Günther Krupkat (* 5. Juli 1905 in Berlin; † 14. April 1990 ebenda) war einer der markantesten Science-Fiction-Autoren aus der Anfangszeit der DDR. Er schrieb Romane wie Als die Götter starben, Die große Grenze, Die Unsichtbaren und Nabou.

Leben[Bearbeiten]

Günther Krupkat wurde 1905 in Berlin geboren. Aus Geldmangel musste er sein Ingenieurstudium abbrechen. Er arbeitete vor dem Zweiten Weltkrieg unter anderem als Fabrikarbeiter, Filmdramaturg, Geschäftsreisender, Elektromonteur, Reklametexter, Laborant und als Mitarbeiter bei Presse und Rundfunk.

Mit 19 Jahren schrieb er, angeregt durch Alexei Nikolajewitsch Tolstois Aelita, seinen ersten utopischen Roman Od, für den er jedoch wegen seiner als „zu links“ empfundenen Gesellschaftskritik keinen Verleger fand. Das Buch blieb ungedruckt. Erste Kurzgeschichten des Autors wurden noch vor 1945 veröffentlicht. Günther Krupkat war am Widerstand gegen den Nationalsozialismus beteiligt und flüchtete in die Tschechoslowakei.

Günther Krupkat lebte nach dem Zweiten Weltkrieg in der DDR, in Berlin. Er beendete dort sein Ingenieurstudium, arbeitete anschließend als Chefredakteur und war ab 1955 freiberuflich tätig. Neben dem 'Titanic'-Roman Das Schiff der Verlorenen schrieb er SF-Romane, die immer wieder neuaufgelegt wurden. Im Schriftstellerverband der DDR war er von 1972 bis 1978 Vorsitzender des Arbeitskreises Utopische Literatur, dessen Gründung er selbst initiiert hatte. Sein Nachfolger auf diesem Posten war Heiner Rank.

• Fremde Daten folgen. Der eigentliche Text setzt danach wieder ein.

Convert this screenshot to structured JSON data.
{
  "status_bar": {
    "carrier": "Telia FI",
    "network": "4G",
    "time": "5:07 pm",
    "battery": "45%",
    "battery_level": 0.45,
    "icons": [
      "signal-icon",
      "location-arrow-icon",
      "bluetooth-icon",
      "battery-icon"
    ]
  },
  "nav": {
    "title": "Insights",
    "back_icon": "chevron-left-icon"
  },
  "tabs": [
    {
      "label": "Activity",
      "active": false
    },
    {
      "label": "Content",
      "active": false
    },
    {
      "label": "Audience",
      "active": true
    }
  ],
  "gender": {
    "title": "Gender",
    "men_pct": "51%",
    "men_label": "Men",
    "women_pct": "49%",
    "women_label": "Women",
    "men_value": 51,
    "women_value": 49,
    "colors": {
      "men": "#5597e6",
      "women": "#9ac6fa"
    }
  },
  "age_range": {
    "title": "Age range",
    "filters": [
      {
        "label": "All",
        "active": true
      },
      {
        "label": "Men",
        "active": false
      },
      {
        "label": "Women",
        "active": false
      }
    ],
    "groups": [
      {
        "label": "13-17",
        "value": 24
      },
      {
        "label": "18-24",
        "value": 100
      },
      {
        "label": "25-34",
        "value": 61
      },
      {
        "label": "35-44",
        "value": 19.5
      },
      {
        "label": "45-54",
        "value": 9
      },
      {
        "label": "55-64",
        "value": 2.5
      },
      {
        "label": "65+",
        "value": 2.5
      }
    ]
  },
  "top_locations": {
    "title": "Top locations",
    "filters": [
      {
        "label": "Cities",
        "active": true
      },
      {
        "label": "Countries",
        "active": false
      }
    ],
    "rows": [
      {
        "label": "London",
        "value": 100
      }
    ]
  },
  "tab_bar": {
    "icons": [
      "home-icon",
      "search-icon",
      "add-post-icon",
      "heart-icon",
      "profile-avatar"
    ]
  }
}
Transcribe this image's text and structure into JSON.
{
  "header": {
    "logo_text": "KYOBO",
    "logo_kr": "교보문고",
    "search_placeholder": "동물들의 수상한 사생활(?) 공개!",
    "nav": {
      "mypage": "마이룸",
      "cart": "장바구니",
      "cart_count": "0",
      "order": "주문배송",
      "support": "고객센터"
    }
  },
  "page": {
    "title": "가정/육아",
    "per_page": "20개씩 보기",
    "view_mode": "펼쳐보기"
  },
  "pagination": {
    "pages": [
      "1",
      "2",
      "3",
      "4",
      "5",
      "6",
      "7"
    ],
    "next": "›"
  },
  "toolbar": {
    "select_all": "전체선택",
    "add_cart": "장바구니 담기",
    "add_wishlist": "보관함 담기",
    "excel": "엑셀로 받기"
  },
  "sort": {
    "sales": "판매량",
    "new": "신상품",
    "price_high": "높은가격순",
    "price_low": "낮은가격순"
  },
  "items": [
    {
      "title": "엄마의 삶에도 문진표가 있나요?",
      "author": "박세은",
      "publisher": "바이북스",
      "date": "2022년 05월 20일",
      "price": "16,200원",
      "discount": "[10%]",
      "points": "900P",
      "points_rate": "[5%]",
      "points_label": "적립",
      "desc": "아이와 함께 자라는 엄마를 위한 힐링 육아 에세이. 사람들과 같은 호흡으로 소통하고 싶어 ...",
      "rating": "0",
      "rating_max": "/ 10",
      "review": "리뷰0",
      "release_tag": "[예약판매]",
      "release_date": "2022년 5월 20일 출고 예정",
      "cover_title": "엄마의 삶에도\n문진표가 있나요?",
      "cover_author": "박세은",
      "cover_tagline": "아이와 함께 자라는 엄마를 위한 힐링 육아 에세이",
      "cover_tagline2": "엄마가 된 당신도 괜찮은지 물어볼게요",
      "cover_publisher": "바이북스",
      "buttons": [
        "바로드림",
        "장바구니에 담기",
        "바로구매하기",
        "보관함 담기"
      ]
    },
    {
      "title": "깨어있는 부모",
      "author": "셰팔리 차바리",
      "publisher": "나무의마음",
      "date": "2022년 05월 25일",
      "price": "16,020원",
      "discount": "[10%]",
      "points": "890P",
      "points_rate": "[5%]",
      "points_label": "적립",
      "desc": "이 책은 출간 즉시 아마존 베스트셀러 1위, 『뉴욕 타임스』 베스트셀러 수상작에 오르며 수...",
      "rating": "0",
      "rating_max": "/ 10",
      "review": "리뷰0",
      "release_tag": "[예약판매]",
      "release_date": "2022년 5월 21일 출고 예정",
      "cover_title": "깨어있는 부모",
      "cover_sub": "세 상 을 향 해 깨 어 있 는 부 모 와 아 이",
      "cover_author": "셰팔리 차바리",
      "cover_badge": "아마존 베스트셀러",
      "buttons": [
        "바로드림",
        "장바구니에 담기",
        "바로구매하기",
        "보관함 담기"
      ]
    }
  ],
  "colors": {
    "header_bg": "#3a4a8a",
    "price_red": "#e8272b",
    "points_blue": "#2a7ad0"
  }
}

1985 wurde er mit dem Vaterländischen Verdienstorden in Silber ausgezeichnet.[1]

Werk[Bearbeiten]

Krupkats bekannteste und meistgelesene Bücher waren zwei Romane, in denen der Einfluss der Prä-Astronautik in der DDR-SF sichtbar wurde. Als die Götter starben behandelt die misslungene Kontaktaufnahme von Außerirdischen mit der Menschheit der grauen Vorzeit. Nabou beschreibt die Geschichte eines der hochentwickelten Roboter, die sie zurückließen - besagten Nabou nämlich -, die den Leser bis in die tiefsten Tiefen der Erde führt. Nebenbei markiert dieser Roman einen ersten literarischen Höhepunkt in der SF der DDR. Nabou wurde von Franz Rottensteiner im Jahre 1979 als „eine der besten Beispiele für Science-fiction aus der DDR“ bezeichnet [2].

Erzählungen[Bearbeiten]

  • 1956: Gefangene des ewigen Kreises (Das neue Abenteuer Nr. 86)
  • 1957: Kobalt 60 (Das neue Abenteuer Nr. 114)
  • 1957: Nordlicht über Palmen (Kleine Jugendreihe Nr. 4/57)
  • 1969: Insel der Angst (erschienen in der Anthologie Das Molekular Cafe beim Verlag Das Neue Berlin)
  • 1974: Das Duell (erschienen in der Anthologie Das Raumschiff beim Verlag Neues Leben)
  • 1975: Bazillus phantastikus (erschienen in der Anthologie Der Mann vom Anti beim Verlag Das Neue Berlin)
  • 1975: Der Mann vom Anti (erschienen in der gleichnamigen Anthologie beim Verlag Das Neue Berlin)

Romane[Bearbeiten]

  • 1956: Die Unsichtbaren, Verlag Volk und Welt und Gelbe Reihe
  • 1957: Das Schiff der Verlorenen (Titanic-Roman)
  • 1958: Das Gesicht (1962 auch Fernsehspiel)
  • 1960: Die große Grenze, Verlag Das Neue Berlin
  • 1963: Als die Götter starben, Verlag Das Neue Berlin
  • 1968: Nabou, Verlag Das Neue Berlin

Film[Bearbeiten]

Literatur[Bearbeiten]

  • Erik Simon: Günther Krupkat. In: Erik Simon, Olaf R. Spittel (Hrsg.): Die Science-fiction der DDR. Autoren und Werke. Ein Lexikon. Verlag Das Neue Berlin, Berlin 1988, ISBN 3-360-00185-0, S. 182–185.
  • Hans-Peter Neumann: Die große illustrierte Bibliographie der Science fiction in der DDR. Shayol, Berlin 2002, ISBN 3-926126-11-6.

Einzelnachweise[Bearbeiten]

  1. Berliner Zeitung, 3. Oktober 1985, S. 6
  2. Erik Simon, Olaf R. Spittel (Hrsg.): Die Science-fiction der DDR. Autoren und Werke. Ein Lexikon. Verlag Das Neue Berlin, Berlin 1988, ISBN 3-360-00185-0, S. 185.